L’ambiance est restée fraîche à Pretoria
La guerre au Proche-Orient s’est pourtant rapidement invitée dans la conversation. Soutien indéfectible de la cause palestinienne, l’Afrique du Sud, via sa ministre des relations internationales, a rappelé que cette visite s’inscrivait dans un contexte de « grave aggravation du conflit entre Israël et la Palestine ».
Alors que le 27 octobre, l’Ukraine s’est abstenue lors du vote d’une résolution appelant à une trêve humanitaire et à la protection des civils, Naledi Pandor, dont les diplomates ont lundi étaient rappelés d’Israël pour « consultations », a demandé la condamnation sans réserve du « carnage » en cours et le respect des résolutions de l’ONU.

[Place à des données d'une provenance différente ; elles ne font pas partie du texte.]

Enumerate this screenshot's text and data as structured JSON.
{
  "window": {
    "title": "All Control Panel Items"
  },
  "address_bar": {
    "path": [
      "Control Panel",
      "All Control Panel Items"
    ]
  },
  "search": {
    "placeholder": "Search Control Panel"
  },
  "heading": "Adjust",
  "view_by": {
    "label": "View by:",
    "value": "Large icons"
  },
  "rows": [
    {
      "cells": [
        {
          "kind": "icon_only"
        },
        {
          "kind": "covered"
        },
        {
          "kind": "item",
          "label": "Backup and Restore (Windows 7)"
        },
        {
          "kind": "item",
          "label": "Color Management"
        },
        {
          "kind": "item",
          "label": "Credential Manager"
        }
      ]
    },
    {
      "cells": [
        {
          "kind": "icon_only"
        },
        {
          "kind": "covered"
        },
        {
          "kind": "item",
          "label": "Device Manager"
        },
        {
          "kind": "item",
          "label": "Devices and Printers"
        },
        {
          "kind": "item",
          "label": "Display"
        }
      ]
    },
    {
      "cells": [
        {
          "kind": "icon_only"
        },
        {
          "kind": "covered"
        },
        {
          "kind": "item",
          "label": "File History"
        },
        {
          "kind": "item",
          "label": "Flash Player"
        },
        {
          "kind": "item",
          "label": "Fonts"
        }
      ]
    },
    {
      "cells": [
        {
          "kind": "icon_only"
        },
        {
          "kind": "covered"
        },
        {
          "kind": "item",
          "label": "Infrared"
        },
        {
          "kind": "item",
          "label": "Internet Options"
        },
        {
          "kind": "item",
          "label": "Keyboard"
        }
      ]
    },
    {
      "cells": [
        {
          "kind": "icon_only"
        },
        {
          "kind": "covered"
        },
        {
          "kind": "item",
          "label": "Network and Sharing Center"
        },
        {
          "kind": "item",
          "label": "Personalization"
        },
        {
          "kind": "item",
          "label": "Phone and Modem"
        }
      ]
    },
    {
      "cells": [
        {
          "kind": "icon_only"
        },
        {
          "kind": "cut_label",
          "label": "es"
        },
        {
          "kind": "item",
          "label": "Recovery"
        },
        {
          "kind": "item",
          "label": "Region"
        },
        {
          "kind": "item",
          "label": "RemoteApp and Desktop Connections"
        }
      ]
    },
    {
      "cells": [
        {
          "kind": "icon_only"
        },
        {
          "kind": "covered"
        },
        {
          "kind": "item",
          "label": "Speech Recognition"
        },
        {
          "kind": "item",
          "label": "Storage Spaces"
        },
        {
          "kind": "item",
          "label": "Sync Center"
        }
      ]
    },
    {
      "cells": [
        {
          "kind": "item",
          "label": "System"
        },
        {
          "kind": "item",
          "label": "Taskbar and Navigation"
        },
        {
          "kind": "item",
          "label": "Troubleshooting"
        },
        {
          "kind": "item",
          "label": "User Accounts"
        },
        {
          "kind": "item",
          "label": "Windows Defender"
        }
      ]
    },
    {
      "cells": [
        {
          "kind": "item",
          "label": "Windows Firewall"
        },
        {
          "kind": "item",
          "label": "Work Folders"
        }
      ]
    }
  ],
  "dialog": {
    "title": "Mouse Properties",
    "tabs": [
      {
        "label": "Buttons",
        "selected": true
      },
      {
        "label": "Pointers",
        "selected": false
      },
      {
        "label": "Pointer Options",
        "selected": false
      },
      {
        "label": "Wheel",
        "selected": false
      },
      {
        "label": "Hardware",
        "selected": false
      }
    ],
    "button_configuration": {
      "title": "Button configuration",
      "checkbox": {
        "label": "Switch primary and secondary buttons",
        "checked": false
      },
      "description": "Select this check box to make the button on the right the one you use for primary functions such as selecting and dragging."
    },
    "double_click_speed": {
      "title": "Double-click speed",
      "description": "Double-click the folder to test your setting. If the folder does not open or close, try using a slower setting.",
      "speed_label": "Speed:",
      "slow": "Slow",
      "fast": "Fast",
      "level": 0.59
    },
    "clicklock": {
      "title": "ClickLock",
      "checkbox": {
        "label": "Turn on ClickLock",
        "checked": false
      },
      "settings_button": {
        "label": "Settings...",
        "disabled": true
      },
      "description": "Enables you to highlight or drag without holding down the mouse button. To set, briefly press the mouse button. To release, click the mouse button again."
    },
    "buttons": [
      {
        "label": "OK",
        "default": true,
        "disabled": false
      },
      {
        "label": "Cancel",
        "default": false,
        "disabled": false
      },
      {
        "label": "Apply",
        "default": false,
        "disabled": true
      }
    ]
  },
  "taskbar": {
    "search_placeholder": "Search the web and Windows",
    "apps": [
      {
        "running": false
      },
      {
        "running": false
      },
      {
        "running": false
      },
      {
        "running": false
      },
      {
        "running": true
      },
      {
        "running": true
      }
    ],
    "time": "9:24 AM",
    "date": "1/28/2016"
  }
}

Titillé par une journaliste sud-africaine sur la raison de ce comportement, le ministre ukrainien des affaires étrangères a renvoyé la balle au bond : « S’abstenir n’équivaut pas à voter contre une résolution. Et l’Afrique du Sud le sait mieux que personne car elle s’est abstenue de voter chacune des résolutions concernant l’invasion massive de la Russie en Ukraine. »

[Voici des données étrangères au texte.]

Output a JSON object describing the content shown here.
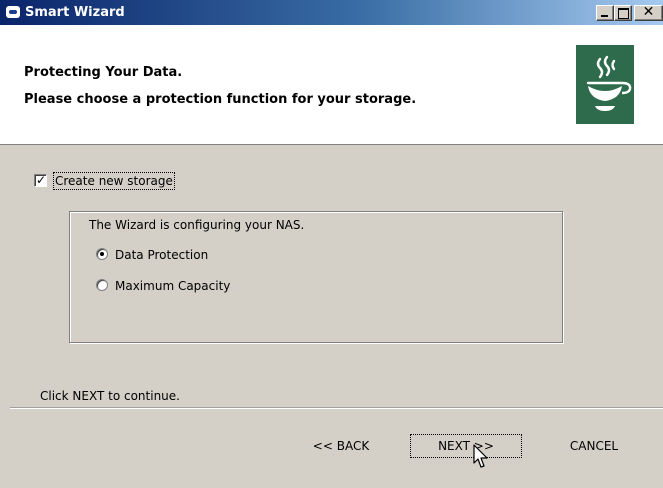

Malgré des efforts de rapprochement, l’ambiance est restée fraîche à Pretoria entre les deux parties. « Nous devons respecter la position de chacun en ayant l’assurance que personne ne va donner un coup de poignard dans le dos », a résumé Dmytro Kuleba, conscient que le poids diplomatique de l’Afrique du Sud lui confère le statut de « porte d’entrée sur le continent ».

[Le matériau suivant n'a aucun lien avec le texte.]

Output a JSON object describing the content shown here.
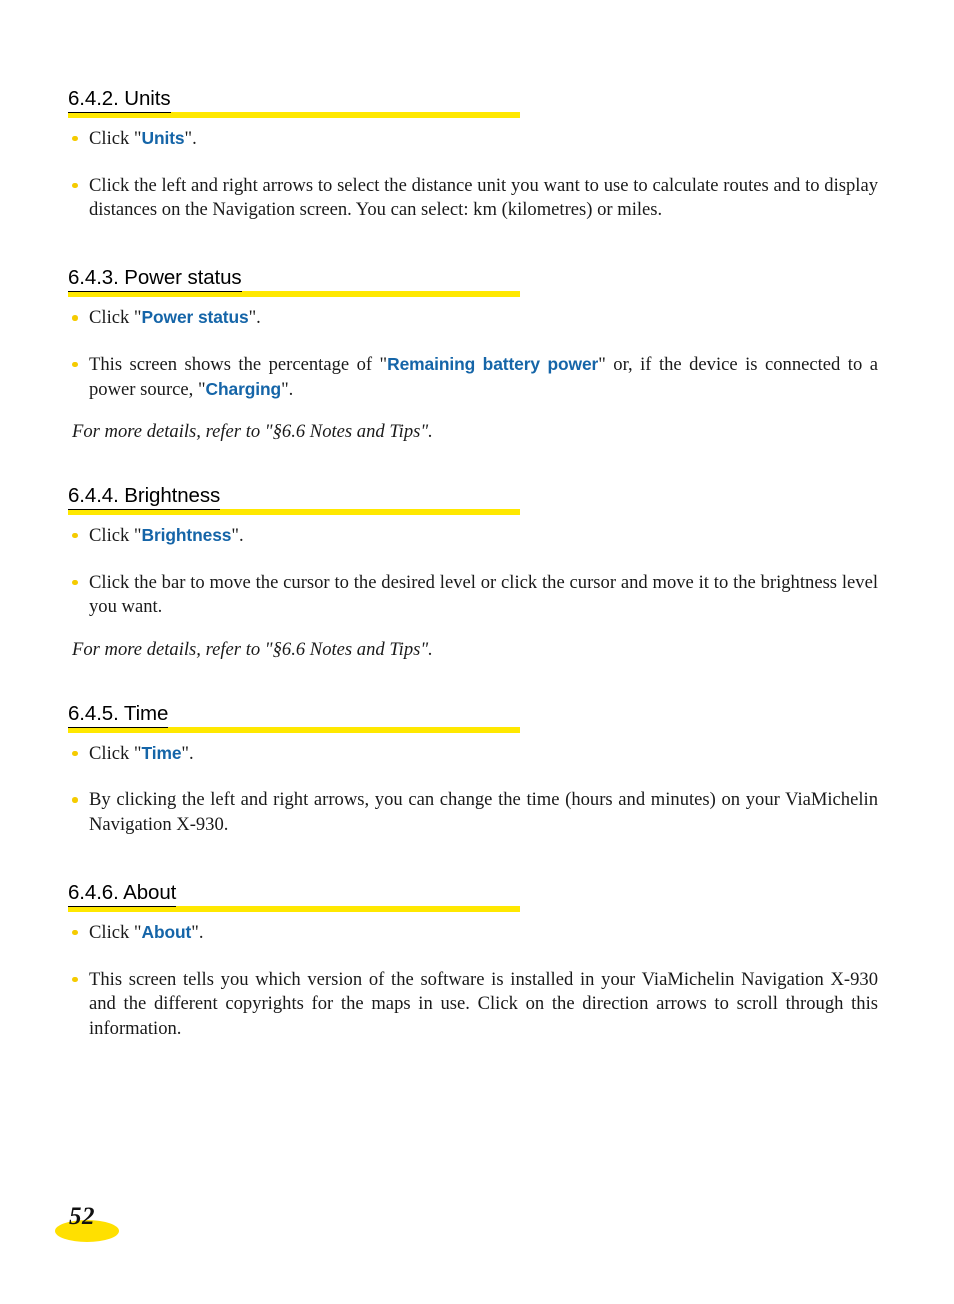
{
  "document": {
    "page_number": "52",
    "product_name": "ViaMichelin Navigation X-930",
    "colors": {
      "heading_bar": "#FFE800",
      "bullet": "#F5CB00",
      "link_blue": "#1565A8",
      "page_number_ellipse": "#FFE000",
      "text": "#1A1A1A"
    }
  },
  "sections": [
    {
      "heading": "6.4.2. Units",
      "bullets": [
        {
          "parts": [
            {
              "text": "Click \"",
              "style": "plain"
            },
            {
              "text": "Units",
              "style": "blue"
            },
            {
              "text": "\".",
              "style": "plain"
            }
          ],
          "single_line": true
        },
        {
          "parts": [
            {
              "text": "Click the left and right arrows to select the distance unit you want to use to calculate routes and to display distances on the Navigation screen. You can select: km (kilometres) or miles.",
              "style": "plain"
            }
          ],
          "single_line": false
        }
      ],
      "note": null
    },
    {
      "heading": "6.4.3. Power status",
      "bullets": [
        {
          "parts": [
            {
              "text": "Click \"",
              "style": "plain"
            },
            {
              "text": "Power status",
              "style": "blue"
            },
            {
              "text": "\".",
              "style": "plain"
            }
          ],
          "single_line": true
        },
        {
          "parts": [
            {
              "text": "This screen shows the percentage of \"",
              "style": "plain"
            },
            {
              "text": "Remaining battery power",
              "style": "blue"
            },
            {
              "text": "\" or, if the device is connected to a power source, \"",
              "style": "plain"
            },
            {
              "text": "Charging",
              "style": "blue"
            },
            {
              "text": "\".",
              "style": "plain"
            }
          ],
          "single_line": false
        }
      ],
      "note": "For more details, refer to \"§6.6 Notes and Tips\"."
    },
    {
      "heading": "6.4.4. Brightness",
      "bullets": [
        {
          "parts": [
            {
              "text": "Click \"",
              "style": "plain"
            },
            {
              "text": "Brightness",
              "style": "blue"
            },
            {
              "text": "\".",
              "style": "plain"
            }
          ],
          "single_line": true
        },
        {
          "parts": [
            {
              "text": "Click the bar to move the cursor to the desired level or click the cursor and move it to the brightness level you want.",
              "style": "plain"
            }
          ],
          "single_line": false
        }
      ],
      "note": "For more details, refer to \"§6.6 Notes and Tips\"."
    },
    {
      "heading": "6.4.5. Time",
      "bullets": [
        {
          "parts": [
            {
              "text": "Click \"",
              "style": "plain"
            },
            {
              "text": "Time",
              "style": "blue"
            },
            {
              "text": "\".",
              "style": "plain"
            }
          ],
          "single_line": true
        },
        {
          "parts": [
            {
              "text": "By clicking the left and right arrows, you can change the time (hours and minutes) on your ViaMichelin Navigation X-930.",
              "style": "plain"
            }
          ],
          "single_line": false
        }
      ],
      "note": null
    },
    {
      "heading": "6.4.6. About",
      "bullets": [
        {
          "parts": [
            {
              "text": "Click \"",
              "style": "plain"
            },
            {
              "text": "About",
              "style": "blue"
            },
            {
              "text": "\".",
              "style": "plain"
            }
          ],
          "single_line": true
        },
        {
          "parts": [
            {
              "text": "This screen tells you which version of the software is installed in your ViaMichelin Navigation X-930 and the different copyrights for the maps in use. Click on the direction arrows to scroll through this information.",
              "style": "plain"
            }
          ],
          "single_line": false
        }
      ],
      "note": null
    }
  ]
}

L’Ukraine a mis longtemps avant d’en franchir le seuil et son ministre des affaires étrangères a mesuré le chemin qui lui reste à effectuer avant d’être reçu en ami. M. Kuleba voulait ainsi rencontrer le président Cyril Ramaphosa. Un entretien était prévu, « mais on m’a dit ce matin qu’il était parti quelque part ». En janvier, lors de la visite de Sergueï Lavrov, le chef de l’Etat sud-africain était en revanche bien présent.